Sit with that for a moment. The distance from Curry to the second-best long-range shooter on Earth that year was larger than ninth and tenth place combined fell short of him — and it was itself nearly a top-30-all-time three-point season's worth of makes, just in the gap. First place usually beats second place by a few percent. Curry beat the field by almost fifty.

Bar chart of made three-pointers in 2015-16, with Stephen Curry at 402 towering over second-place Klay Thompson at 276 and the rest of the top ten trailing from 236 down to 189.
Made three-pointers, 2015-16. Curry's 402 sits 126 ahead of the next-best total in the league — a margin wider than the distance between second place and tenth. Source: Basketball-Reference · retrieved June 2026.

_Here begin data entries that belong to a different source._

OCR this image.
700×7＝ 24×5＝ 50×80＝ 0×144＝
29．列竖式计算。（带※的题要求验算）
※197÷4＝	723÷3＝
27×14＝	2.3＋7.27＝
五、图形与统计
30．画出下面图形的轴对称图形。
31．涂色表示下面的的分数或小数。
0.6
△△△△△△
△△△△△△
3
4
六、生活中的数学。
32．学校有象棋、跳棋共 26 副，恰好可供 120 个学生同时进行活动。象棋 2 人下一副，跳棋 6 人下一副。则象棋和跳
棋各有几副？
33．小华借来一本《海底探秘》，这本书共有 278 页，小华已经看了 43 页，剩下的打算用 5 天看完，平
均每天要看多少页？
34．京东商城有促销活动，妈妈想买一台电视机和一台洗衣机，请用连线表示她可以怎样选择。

The rest of that season's top ten makes the point even sharper. Behind Thompson came James Harden (236), Damian Lillard (229), Kyle Lowry (212), Paul George (210), J.R. Smith (204), JJ Redick (200), CJ McCollum (197), and Wesley Matthews (189). Curry made more than twice as many threes as the player in tenth. He didn't lead a category; he relocated it. The previous single-season record was his own 286 from the year before, which means the most improbable thing about 402 is that the only person who had ever come close was him.

402 Three-pointers made by Stephen Curry in 2015-16 — 126 more than second place, and more than double the tenth-ranked total of 189.

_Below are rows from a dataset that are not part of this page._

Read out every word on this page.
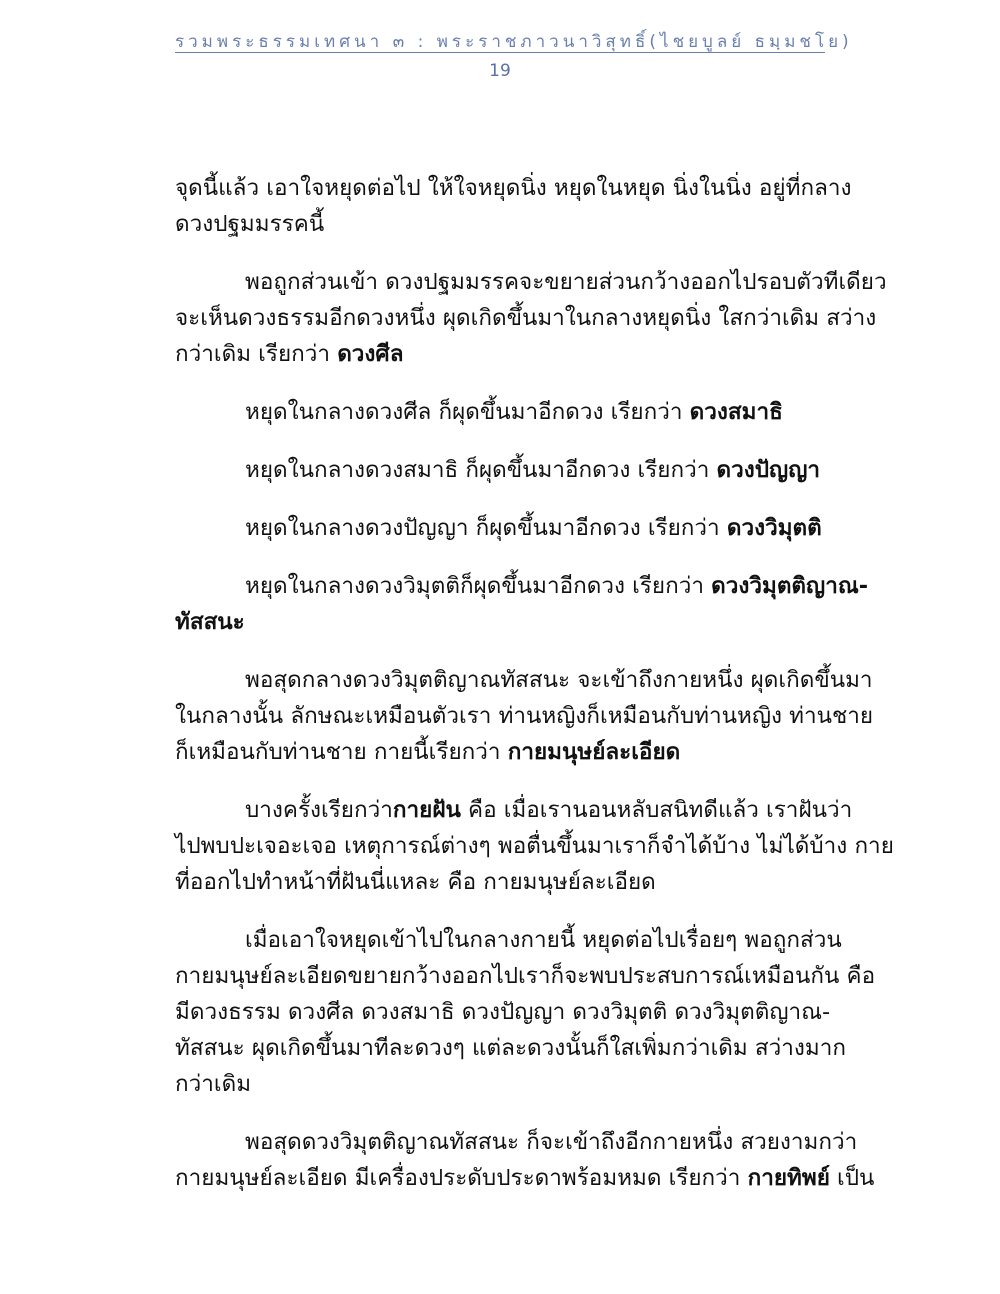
รวมพระธรรมเทศนา ๓ : พระราชภาวนาวิสุทธิ์(ไชยบูลย์ ธมฺมชโย)
19
จุดนี้แล้ว เอาใจหยุดต่อไป ให้ใจหยุดนิ่ง หยุดในหยุด นิ่งในนิ่ง อยู่ที่กลาง
ดวงปฐมมรรคนี้
พอถูกส่วนเข้า ดวงปฐมมรรคจะขยายส่วนกว้างออกไปรอบตัวทีเดียว
จะเห็นดวงธรรมอีกดวงหนึ่ง ผุดเกิดขึ้นมาในกลางหยุดนิ่ง ใสกว่าเดิม สว่าง
กว่าเดิม เรียกว่า ดวงศีล
หยุดในกลางดวงศีล ก็ผุดขึ้นมาอีกดวง เรียกว่า ดวงสมาธิ
หยุดในกลางดวงสมาธิ ก็ผุดขึ้นมาอีกดวง เรียกว่า ดวงปัญญา
หยุดในกลางดวงปัญญา ก็ผุดขึ้นมาอีกดวง เรียกว่า ดวงวิมุตติ
หยุดในกลางดวงวิมุตติก็ผุดขึ้นมาอีกดวง เรียกว่า ดวงวิมุตติญาณ-
ทัสสนะ
พอสุดกลางดวงวิมุตติญาณทัสสนะ จะเข้าถึงกายหนึ่ง ผุดเกิดขึ้นมา
ในกลางนั้น ลักษณะเหมือนตัวเรา ท่านหญิงก็เหมือนกับท่านหญิง ท่านชาย
ก็เหมือนกับท่านชาย กายนี้เรียกว่า กายมนุษย์ละเอียด
บางครั้งเรียกว่ากายฝัน คือ เมื่อเรานอนหลับสนิทดีแล้ว เราฝันว่า
ไปพบปะเจอะเจอ เหตุการณ์ต่างๆ พอตื่นขึ้นมาเราก็จำได้บ้าง ไม่ได้บ้าง กาย
ที่ออกไปทำหน้าที่ฝันนี่แหละ คือ กายมนุษย์ละเอียด
เมื่อเอาใจหยุดเข้าไปในกลางกายนี้ หยุดต่อไปเรื่อยๆ พอถูกส่วน
กายมนุษย์ละเอียดขยายกว้างออกไปเราก็จะพบประสบการณ์เหมือนกัน คือ
มีดวงธรรม ดวงศีล ดวงสมาธิ ดวงปัญญา ดวงวิมุตติ ดวงวิมุตติญาณ-
ทัสสนะ ผุดเกิดขึ้นมาทีละดวงๆ แต่ละดวงนั้นก็ใสเพิ่มกว่าเดิม สว่างมาก
กว่าเดิม
พอสุดดวงวิมุตติญาณทัสสนะ ก็จะเข้าถึงอีกกายหนึ่ง สวยงามกว่า
กายมนุษย์ละเอียด มีเครื่องประดับประดาพร้อมหมด เรียกว่า กายทิพย์ เป็น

Why the margin matters more than the number

402 is a fun number, but the gap is the real story, because the gap is what makes a season improbable rather than just excellent. A record that beats the runner-up by two percent is a record waiting to be broken; the field is right there. A record that beats the runner-up by 46% has no field. It says the rest of the league had not yet figured out — or could not yet execute — what one player was doing every single night.

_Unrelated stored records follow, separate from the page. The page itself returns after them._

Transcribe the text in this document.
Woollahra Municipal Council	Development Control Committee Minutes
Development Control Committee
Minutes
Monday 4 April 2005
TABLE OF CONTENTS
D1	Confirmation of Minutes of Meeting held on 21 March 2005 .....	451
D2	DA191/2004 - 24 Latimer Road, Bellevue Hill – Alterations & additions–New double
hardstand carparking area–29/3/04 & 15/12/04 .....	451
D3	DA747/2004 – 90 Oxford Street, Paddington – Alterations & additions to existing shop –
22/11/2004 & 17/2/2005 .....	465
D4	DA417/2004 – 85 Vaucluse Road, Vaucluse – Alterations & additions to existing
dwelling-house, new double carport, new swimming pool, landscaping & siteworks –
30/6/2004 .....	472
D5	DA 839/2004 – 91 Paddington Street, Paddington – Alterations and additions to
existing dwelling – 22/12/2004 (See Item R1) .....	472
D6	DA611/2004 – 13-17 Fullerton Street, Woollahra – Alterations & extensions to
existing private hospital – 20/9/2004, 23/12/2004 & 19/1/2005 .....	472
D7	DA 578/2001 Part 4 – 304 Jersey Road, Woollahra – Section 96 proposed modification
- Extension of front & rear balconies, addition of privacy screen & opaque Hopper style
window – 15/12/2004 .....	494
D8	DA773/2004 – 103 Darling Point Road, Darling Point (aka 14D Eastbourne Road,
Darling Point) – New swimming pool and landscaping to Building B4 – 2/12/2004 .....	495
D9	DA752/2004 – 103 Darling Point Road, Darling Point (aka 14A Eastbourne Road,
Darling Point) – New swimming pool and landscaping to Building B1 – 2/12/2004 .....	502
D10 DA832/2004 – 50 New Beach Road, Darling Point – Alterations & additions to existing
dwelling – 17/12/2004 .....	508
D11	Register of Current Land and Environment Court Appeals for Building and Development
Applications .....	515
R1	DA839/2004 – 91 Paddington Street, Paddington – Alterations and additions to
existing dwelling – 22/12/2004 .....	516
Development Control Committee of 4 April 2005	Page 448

That's also why this particular season earned the only unanimous MVP award in league history. The voters weren't reacting to a counting stat; they were reacting to a distribution that had stopped making sense. It helped that the threes weren't empty volume — Curry's team won 73 games that year, the most ever. The shooting and the winning were the same event. If you want the longer story of how the entire sport reorganized itself around exactly this skill, I wrote about it in the three-point revolution; Curry's 402 is the moment that revolution stopped being a theory and became a scoreboard.

The takeaway

Most seasons we call "all-time" are a fast car at the front of the pack. The ten here are the ones that left the pack entirely — and Curry's 2015-16 is the one I can prove left it, by 126 makes, with the live numbers sitting right there in the chart. Leading the league means you were the best that year. Breaking the distribution means, for one season, the category was yours and the question wasn't who finished second — it was how far back second finished.

Sources & Further Reading

  • Curry's 2015-16 three-point totals and the full top-ten leaderboard: Basketball-Reference (retrieved June 2026). The pull and chart are generated by scripts/improbable_seasons.py.
  • League and player statistics: NBA.com/stats.
  • The other nine seasons are stated as the historical record has them; treat them as well-known facts rather than fresh data pulls.